Bitcoin Dips Below $ 32,000 As Bets On Fed Rate Hike Rise; Gold remains resilient
Bitcoin extended Tuesday’s decline even as gold, a traditional inflation hedge, remained resilient in the face of increased bets on a faster monetary policy tightening by the Federal Reserve (Fed).
The major cryptocurrency was trading near $ 32,300 at the time of publication, down 1.4% on the day. Prices hit a 2.5-week low of $ 31,669 early in the day, after encountering bids above $ 33,000 on Tuesday, according to data from CoinDesk 20.
The drop to its lowest since June 26 comes a day after futures contracts linked to the federal funds rate and Eurodollars, which track short-term interest rate expectations, bet on Tuesday that the Fed would raise rates interest between December 2022 and the first quarter of 2023. According to Reuters, the price revision came after the U.S. Department of Labor said the consumer price index rose 5.4% year-on-year in June, the fastest pace since 2008.
Rate hikes, or possible degression reported by Federal Reserve Bank of St. Louis President James Bullard, enhance the attractiveness of holding fiat currencies, in this case the dollar, and dilutes the attractiveness of perceived store of value assets such as bitcoins and gold.
However, as bitcoin eases losses, gold is currently trading 0.35% higher at $ 1,814 an ounce. The spread has prompted Amber Group, a crypto service provider, to urge caution by reading too much into the rate hike narrative just yet.
“Bitcoin’s weakness this morning could be associated with fears of a Fed rate hike,” Amber Group said. “However, it’s hard to force this rate hike narrative like a headwind if other risky assets (stocks) hit new highs and gold remains long.”
Trader and analyst Alex Kruger said the cryptocurrency has been looking heavy for a long time, thanks to weak flows, and “the CPI may have helped.”
That said, some analysts say concerns about the tightening or gradual unwinding of stimulus measures may not pose a threat to traditional markets, but present an immediate downside risk to bitcoin.
“Is tapering a real concern? Not for large markets, but it is arguably a risk for bitcoin, considered by fiat-based institutional investors at the extreme end of the risk spectrum, ”Messari’s Mira Christanto said in a dated blog post. May 27. “The capital of this new asset class is still mercenary and tends to overreact on the bullish and bearish side. “
The mid-May sell-off from $ 58,000 to $ 30,000 came after a spike in US inflation reported in April, which heightened concerns that the Fed might consider an early rate hike or a reduced purchases of liquidity-boosting assets, called quantitative easing.

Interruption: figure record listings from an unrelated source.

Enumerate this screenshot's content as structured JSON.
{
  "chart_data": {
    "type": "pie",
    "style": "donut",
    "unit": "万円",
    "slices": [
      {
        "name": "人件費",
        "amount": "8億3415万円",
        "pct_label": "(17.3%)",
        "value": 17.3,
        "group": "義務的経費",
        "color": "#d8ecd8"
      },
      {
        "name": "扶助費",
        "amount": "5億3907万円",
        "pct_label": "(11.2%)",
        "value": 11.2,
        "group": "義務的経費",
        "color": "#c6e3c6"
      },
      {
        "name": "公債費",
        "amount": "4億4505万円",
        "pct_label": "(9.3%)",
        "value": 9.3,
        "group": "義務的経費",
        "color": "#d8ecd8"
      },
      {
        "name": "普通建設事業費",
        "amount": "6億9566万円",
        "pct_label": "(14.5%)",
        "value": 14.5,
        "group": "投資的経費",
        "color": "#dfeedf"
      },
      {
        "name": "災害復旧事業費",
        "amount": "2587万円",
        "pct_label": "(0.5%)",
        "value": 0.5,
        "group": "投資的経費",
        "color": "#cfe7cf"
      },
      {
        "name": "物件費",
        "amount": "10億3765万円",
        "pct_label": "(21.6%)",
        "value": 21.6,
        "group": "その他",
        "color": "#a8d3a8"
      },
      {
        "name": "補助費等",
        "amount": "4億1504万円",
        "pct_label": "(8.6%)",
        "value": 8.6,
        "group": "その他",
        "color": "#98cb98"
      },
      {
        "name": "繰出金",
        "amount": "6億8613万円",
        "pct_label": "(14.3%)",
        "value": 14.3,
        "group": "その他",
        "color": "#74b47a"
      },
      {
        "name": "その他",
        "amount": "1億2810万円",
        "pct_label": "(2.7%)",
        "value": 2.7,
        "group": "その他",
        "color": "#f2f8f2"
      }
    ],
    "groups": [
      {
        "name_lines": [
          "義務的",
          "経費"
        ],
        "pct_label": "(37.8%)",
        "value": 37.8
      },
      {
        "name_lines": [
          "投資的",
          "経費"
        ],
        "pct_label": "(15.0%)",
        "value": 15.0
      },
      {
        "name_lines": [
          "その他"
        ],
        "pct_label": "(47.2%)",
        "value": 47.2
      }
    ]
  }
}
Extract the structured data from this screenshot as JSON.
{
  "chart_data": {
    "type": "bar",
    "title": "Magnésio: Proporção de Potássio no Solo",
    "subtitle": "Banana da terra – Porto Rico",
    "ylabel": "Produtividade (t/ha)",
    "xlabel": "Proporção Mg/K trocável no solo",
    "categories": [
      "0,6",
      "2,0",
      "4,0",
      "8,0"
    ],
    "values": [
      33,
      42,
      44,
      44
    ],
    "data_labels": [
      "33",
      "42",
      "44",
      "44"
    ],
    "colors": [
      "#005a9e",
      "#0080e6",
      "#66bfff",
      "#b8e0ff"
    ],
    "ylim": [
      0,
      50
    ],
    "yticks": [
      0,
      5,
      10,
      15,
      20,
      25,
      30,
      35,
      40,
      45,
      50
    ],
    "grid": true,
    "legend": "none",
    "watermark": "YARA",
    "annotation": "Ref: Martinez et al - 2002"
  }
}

Stack Funds COO Matthew Dibb said: “The recent increase in bets on the Fed’s rate hike may not bode well for BTC in the near term as the recent correlation is more related to stocks, liquidity and retail sentiment, rather than BTC being a ‘hedge’ against inflation.
Dibb said the cryptocurrency has looked weak on technical charts over the past few weeks and the latest US CPI release may add to the selling pressure.
However, while bitcoin has come under pressure this week, it is still stuck in a wide two-month range of $ 30,000 to $ 40,000. “It’s hard to read too much into the price action right now when we’re still stuck in that range,” Amber Group said.
Investors may be better off waiting for clear directional signals to emerge.